Le retour du parc est à nouveau épique. Sur le bas côté nous avons le bonheur de rencontrer des girafes, un peu trop pressé notre chauffeur freine tardivement, elles s’enfuient en panique sous le crépitement de nos appareils photos!
Le reste de la route est à l’image de l’aller, nombreux dépassements hasardeux et respect approximatif du code de la route. Finalement nous arrivons à nous détendre, depuis le début il ne nous est rien arrivé.
Après une pause dans un marché d’objets d’art / souvenirs locaux nous sommes un peu en retard et arrivons dans Arusha à l’heure des embouteillages. Qu’à cela ne tienne, notre chauffeur invente une troisième file à droite des deux premières (on roule à gauche en Tanzanie). Nous sommes rapidement bloqués par un camion arrivant en sens inverse et voulant tourner à droite (et traverser le flot de voiture allant dans le même sens que nous … mais sur les deux voies réglementaires). Pas de problème pour notre chauffeur, qui effectue un passage sur la quatrième voie d’une route qui n’en comporte que deux!! Une moto fait des appels de phare avant de s’écarter prudemment, notre chauffeur anticipe un feu en haut de la file et nous nous retrouvons miraculeusement sur la vraie voie de circulation. Tout le monde applaudit lui répète pour la troisième fois « ah ça vous ne faites pas en France ». Bah non, toujours vraiment pas!
Le repas au lodge fait du bien même si Allibert a été un peu léger : nous n’avons plus de chambres, il faut payer nous même notre repas et il n’y a qu’une douche commune pour les 10 personnes du groupe alors que nous avons à peine deux heures avant le départ du bus. Contre mauvaise fortune bon cœur, nous nous débrouillons, faisons les comptes sur les dépenses intra-groupe et préparons les sacs.
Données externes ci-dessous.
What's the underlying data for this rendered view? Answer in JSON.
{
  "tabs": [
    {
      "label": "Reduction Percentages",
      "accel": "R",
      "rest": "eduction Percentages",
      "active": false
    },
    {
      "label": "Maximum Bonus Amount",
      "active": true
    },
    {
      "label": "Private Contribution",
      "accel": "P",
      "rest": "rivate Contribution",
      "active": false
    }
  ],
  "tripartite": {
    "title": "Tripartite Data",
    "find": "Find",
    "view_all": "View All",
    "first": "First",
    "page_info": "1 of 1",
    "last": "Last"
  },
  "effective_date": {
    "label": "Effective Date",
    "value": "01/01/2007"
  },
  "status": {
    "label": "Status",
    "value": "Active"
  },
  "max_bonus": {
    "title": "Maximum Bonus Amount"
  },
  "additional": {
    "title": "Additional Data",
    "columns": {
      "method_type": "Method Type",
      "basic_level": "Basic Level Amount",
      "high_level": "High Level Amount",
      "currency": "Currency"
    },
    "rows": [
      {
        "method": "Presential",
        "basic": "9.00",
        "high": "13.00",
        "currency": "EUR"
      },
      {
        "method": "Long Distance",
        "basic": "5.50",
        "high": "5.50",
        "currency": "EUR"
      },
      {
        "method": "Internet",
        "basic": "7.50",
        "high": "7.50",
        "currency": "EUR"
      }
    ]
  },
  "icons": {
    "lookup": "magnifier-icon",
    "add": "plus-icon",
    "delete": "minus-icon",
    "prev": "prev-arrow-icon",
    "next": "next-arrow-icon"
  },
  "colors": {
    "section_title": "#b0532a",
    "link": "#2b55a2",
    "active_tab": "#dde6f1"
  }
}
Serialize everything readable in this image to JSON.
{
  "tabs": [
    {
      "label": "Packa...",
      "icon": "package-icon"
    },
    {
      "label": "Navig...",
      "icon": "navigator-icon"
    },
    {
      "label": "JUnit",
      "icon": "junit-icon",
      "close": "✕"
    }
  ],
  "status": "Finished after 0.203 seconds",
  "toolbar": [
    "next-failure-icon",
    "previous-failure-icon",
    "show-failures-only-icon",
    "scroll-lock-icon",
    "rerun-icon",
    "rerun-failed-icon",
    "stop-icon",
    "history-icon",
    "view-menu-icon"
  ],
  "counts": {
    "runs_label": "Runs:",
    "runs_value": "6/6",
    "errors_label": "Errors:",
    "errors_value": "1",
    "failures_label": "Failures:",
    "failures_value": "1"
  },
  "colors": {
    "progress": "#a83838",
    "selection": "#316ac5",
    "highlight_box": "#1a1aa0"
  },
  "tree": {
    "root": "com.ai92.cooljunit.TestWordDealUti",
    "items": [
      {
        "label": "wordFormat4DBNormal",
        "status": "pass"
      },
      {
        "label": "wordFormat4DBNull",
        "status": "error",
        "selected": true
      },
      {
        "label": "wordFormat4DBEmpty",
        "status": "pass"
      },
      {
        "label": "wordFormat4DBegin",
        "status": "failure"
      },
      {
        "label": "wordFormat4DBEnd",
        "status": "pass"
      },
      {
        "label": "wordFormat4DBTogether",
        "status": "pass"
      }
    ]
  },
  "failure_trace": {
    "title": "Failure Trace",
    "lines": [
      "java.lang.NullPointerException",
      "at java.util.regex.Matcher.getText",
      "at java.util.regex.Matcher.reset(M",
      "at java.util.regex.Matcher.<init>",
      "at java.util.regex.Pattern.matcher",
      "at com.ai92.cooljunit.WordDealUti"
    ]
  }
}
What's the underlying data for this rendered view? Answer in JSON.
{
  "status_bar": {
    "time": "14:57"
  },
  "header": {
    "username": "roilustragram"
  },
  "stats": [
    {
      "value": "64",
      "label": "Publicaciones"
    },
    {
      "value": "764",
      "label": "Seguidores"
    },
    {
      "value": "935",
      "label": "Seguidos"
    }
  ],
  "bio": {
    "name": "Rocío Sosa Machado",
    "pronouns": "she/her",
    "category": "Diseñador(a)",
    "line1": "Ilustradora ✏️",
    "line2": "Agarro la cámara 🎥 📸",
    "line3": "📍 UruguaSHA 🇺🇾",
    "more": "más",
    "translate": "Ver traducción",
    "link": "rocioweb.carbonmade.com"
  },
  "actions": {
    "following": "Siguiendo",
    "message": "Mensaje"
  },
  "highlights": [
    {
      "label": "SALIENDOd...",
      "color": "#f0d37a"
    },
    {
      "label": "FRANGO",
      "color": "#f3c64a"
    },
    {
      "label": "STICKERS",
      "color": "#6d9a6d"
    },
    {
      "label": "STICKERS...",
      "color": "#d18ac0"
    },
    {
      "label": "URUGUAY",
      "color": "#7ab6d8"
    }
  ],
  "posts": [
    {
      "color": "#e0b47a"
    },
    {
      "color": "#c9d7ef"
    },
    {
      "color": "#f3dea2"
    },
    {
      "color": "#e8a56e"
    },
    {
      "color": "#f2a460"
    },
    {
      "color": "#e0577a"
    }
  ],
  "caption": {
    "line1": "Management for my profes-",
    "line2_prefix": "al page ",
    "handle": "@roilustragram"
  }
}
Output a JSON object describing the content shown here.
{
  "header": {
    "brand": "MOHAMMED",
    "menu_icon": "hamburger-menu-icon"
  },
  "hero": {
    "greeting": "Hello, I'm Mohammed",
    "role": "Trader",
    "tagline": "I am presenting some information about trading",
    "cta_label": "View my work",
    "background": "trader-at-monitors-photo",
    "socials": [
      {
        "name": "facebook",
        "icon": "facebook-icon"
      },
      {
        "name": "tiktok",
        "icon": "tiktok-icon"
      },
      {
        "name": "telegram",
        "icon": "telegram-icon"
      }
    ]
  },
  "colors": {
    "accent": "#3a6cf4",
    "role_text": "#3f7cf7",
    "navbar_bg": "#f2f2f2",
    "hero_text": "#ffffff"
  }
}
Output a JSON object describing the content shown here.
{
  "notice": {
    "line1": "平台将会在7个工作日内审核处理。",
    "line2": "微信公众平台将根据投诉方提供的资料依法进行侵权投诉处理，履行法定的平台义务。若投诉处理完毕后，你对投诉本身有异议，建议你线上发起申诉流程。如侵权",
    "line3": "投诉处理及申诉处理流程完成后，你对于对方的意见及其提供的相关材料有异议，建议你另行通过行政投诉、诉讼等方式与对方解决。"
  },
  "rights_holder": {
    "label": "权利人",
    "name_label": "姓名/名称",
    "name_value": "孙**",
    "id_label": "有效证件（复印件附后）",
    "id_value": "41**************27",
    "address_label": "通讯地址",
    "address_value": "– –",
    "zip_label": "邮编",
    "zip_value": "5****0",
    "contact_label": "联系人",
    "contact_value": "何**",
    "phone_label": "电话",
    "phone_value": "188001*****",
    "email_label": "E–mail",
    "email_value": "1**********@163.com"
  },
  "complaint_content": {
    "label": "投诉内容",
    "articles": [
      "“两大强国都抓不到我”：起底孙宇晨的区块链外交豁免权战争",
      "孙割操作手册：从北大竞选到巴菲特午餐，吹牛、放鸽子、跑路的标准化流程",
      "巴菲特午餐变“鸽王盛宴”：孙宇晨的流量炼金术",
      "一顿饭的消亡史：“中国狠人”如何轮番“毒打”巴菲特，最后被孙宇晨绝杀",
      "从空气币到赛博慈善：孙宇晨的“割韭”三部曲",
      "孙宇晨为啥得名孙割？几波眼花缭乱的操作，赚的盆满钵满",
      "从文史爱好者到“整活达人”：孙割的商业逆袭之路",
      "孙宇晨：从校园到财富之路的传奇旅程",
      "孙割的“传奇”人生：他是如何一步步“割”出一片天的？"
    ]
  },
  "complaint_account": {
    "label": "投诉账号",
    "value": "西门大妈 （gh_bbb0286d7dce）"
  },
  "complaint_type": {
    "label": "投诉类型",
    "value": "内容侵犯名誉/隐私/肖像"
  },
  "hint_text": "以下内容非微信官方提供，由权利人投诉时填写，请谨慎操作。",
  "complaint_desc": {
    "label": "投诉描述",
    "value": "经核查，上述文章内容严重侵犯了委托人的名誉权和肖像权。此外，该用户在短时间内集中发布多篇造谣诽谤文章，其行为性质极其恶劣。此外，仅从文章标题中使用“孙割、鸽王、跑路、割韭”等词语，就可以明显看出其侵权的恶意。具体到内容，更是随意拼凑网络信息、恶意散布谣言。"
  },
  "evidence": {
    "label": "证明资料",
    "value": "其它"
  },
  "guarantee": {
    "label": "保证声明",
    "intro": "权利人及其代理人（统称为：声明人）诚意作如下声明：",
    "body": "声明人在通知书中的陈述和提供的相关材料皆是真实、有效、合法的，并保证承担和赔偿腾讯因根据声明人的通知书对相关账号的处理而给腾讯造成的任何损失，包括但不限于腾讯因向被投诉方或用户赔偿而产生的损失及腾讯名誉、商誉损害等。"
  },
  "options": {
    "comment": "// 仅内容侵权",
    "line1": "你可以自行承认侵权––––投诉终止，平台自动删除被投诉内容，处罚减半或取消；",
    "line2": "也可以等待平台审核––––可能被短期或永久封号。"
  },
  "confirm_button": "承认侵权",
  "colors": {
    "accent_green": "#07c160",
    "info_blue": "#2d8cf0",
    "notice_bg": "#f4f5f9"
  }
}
Le vol de retour se passe bien : décollage 2h du matin, escale à Mombassa sans descendre de l’avion 40 minutes plus tard … mais pour une durée de 1h30 (aspirateur dans l’avion inclus …). Le système est assez marrant, l’avion arrive d’Istanbul, décharge une partie de ses passagers à l’aéroport du Kilimandjaro, en charge d’autres, continue jusqu’à Mombassa au Kenya où il décharge les passagers d’Istanbul non descendus à Kilimandjaro avant de repartir vers Istanbul avec l’ensemble des passagers restant … plus ceux montés à Mombassa!!
A Istanbul tout le monde descend. Nous fêtons notre retour dans le monde occidental avec un Burger-king, c’est moche mais c’est bon! J’ai beaucoup dormi pendant le premier vol, ce sera pareil sur le second … au final malgré 4 tentatives je n’ai même pas réussi à regarder un film en entier!!
Paris 17h10, l’avion se pose en douceur … nous voila rentrés!